Photo by Joseph Marzullo/WENN
Greenberg considers it a triumph that he recently convinced Meadow to come to Moonstruck to discuss The Assembled Parties, the eighth play of his that MTC has produced. "I felt so powerful." ("Actually," Meadow says, "I used to go to that diner all the time.")

At one point in the new play, a visitor named Jeff, awed by the family's apartment, thinks he has finally found in its 14 rooms the real New York: "It's like you go to New York and you look for New York. But it isn't there. But it's here."

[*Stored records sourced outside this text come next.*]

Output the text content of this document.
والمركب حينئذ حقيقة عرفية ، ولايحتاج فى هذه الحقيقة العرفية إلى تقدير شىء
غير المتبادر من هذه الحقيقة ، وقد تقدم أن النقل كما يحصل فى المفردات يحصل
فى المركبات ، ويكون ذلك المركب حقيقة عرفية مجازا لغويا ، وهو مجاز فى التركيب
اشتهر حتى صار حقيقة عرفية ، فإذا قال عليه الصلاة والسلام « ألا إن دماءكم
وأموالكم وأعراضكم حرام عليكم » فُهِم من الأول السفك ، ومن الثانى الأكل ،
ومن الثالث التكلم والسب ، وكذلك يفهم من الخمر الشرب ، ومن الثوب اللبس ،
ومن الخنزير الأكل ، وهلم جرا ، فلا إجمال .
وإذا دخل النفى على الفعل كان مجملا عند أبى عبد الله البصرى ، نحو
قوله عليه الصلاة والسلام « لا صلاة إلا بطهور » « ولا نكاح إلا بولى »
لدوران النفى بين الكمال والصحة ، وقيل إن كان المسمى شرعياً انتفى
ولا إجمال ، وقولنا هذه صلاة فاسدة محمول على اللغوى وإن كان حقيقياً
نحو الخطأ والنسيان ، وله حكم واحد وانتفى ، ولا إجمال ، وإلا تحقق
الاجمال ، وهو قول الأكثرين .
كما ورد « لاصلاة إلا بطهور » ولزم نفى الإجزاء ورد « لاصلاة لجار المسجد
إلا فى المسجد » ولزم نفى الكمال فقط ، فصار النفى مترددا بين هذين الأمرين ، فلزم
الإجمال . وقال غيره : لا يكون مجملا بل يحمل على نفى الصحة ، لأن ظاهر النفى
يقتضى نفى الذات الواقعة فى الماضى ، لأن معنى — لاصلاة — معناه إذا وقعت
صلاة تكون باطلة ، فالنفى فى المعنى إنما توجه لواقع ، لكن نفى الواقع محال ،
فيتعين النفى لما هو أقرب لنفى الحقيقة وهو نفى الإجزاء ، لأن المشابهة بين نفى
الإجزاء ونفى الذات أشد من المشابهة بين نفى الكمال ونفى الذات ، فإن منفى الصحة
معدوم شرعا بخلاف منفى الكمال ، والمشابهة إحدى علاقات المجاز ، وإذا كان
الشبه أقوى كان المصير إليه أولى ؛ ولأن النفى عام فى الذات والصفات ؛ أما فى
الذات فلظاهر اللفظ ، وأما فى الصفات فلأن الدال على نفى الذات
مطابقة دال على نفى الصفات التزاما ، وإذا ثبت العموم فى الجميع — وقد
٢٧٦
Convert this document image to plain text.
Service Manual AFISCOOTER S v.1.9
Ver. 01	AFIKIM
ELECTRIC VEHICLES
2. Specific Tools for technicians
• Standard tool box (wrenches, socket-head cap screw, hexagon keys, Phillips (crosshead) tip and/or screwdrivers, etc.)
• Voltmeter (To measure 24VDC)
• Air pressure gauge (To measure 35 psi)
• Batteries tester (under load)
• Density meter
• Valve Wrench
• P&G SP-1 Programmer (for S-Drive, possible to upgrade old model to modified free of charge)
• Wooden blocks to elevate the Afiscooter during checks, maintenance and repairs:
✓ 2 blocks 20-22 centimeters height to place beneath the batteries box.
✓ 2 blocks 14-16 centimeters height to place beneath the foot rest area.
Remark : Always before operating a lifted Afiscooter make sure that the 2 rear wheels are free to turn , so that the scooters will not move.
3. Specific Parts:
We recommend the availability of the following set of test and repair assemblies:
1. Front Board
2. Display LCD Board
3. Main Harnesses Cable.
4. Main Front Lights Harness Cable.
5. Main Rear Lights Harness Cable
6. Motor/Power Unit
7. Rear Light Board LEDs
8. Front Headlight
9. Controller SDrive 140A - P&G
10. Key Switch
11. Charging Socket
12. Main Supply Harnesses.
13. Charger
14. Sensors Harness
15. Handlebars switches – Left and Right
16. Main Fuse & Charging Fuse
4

Greenberg explains that his own experience inspired the line. "I came to New York and it was fascinating and intimidating and yielding, and all the stuff it's supposed to be. But whatever the abstract essence I was seeking, I couldn't find exactly that" — until he was invited to an apartment near Central Park. "I thought: 'Oh yes, here is New York.'"

All eight of Greenberg's plays produced by MTC have been set wholly or in part in New York City, as have most of his ten plays that have been on Broadway, including his best-known, Take Me Out, for which he won a Tony Award in 2003, about a star New York baseball player coming out as gay.

"Helen Merrill said, 'I think you're going to be a New York writer.' I guess it more or less has turned out that way."